Une fois assis, il ouvrit une bière et tapota sa montre.
— Trois, deux, un. C’est parti, tu as exactement trois cents secondes.
— T’es un vrai tyran ! Bon… OK. Pour résumer, je veux qu’on se retrouve comme avant. Tu me manques, Damian ! T’es la personne à qui je tiens le plus au monde, je supporte plus ce froid entre nous. Je sais que c’est aussi ma faute, après la mort de ma mère, j’ai été distante et…
— Arrête, l’interrompit-il, conscient de la détresse de son amie et ne souhaitant pas raviver des souvenirs douloureux. S’il y a un coupable dans l’histoire, c’est moi. Je ne t’ai pas soutenue comme j’aurais dû, et… je ne suis pas facile ces temps-ci. Je m’en rends compte. Mais crois-moi, tu n’as pas envie d’en apprendre davantage.
Elle posa une paume douce sur la joue du jeune homme puis planta son regard dans le sien. Mal à l’aise, il s’obligea à ne pas fuir son contact.
— On se fait confiance nous deux, non ?
Il ferma les paupières et grommela :
— Ouais, évidemment.
— Je t’aime et tu le sais,
— Serena… s’te plaît…
— Laisse-moi parler, merde !
Surpris par sa véhémence, il décida de se taire pour l’écouter et avala une longue gorgée d’alcool.
— Quand tu ne vas pas bien, je ne vais pas bien, continua Serena. En ce moment, tu es au bord du gouffre, et ne le nie pas, ça serait inutile. Tu ne veux pas me parler, très bien, mais permets-moi d’être là et de te soutenir, de te prouver combien je tiens à toi.
— Je le sais déjà.
— Tu as besoin de moi.
— Non !
Il bondit sur ses pieds, peu enclin à accepter ses paroles qui sous-entendaient qu’il était faible.
— T’es qu’une tête de mule, s’emporta-t-elle en se relevant pour emprisonner ses mains entre les siennes. Tu ne peux pas toujours être le plus fort, si tu ne lâches pas du lest, un jour, tu vas craquer. Je ne sais pas ce qui t’arrive, mais je te promets d’être là pour toi.

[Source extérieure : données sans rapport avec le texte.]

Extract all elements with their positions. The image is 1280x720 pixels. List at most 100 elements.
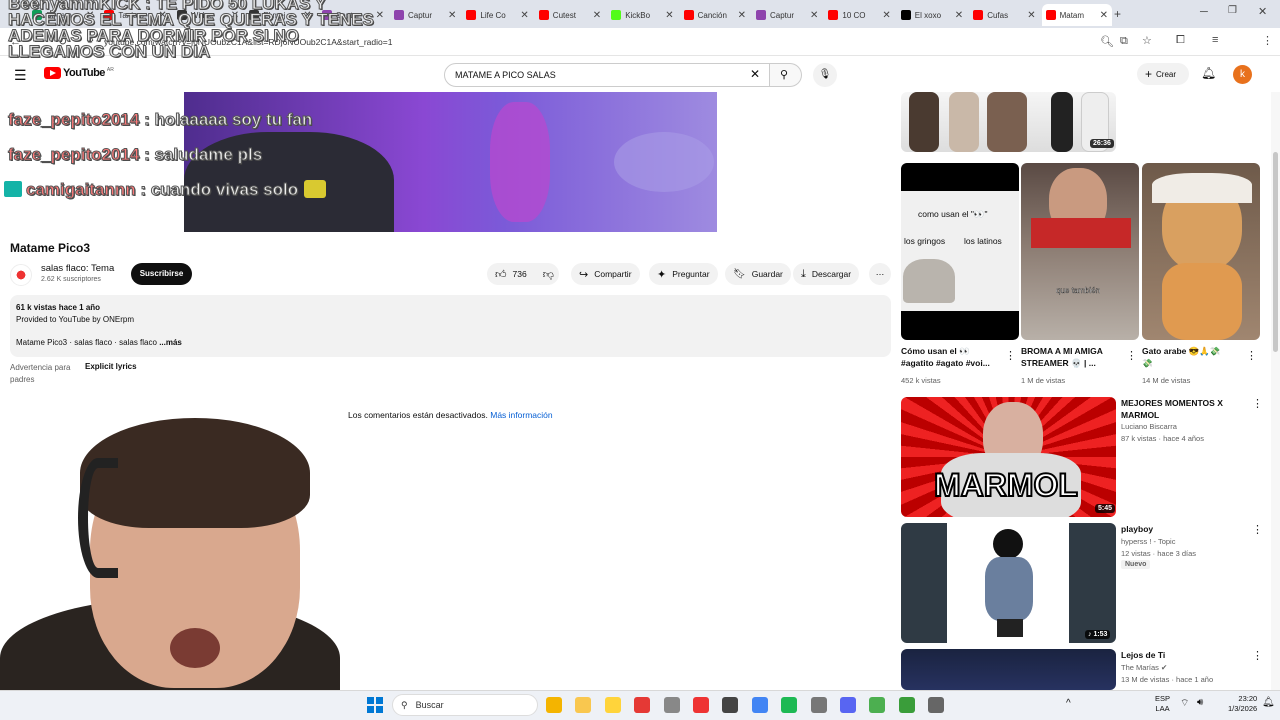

Les épaules du Gardien se soulevèrent au rythme de sa respiration saccadée ; il refusait d’en écouter davantage. Ces mièvreries le saoulaient, il ne voulait surtout pas que son bouclier s’effrite. Il évita d’ailleurs Mélissandre pour cette raison. Alors non, hors de question que Serena s’immisce plus près, dans sa vie.
Tomber amoureux ou s’attacher trop fort à quelqu’un, même amicalement, n’était pas une option envisageable. Pas dans ce monde où rien n’était sûr, où tout pouvait basculer du jour au lendemain, où les gens mouraient sans cesse dans d’atroces conditions. Le décès de Youri et sa transformation l’avaient conforté dans ce ressenti. Il termina en quelques gorgées sa boisson, puis tendit la bouteille vide à la jeune femme, adoptant son habituelle attitude sarcastique.
— Merci pour la bière, ton temps est écoulé. J’espère que tu as eu ce que tu voulais. Sur ce, à plus.
Il s’éloigna de quelques pas, s’arrêta puis se retourna vers elle.
— Et s’il te plaît, ne me prends plus la tête. Je n’ai jamais eu besoin de personne dans ma vie, et ça ne sera jamais le cas.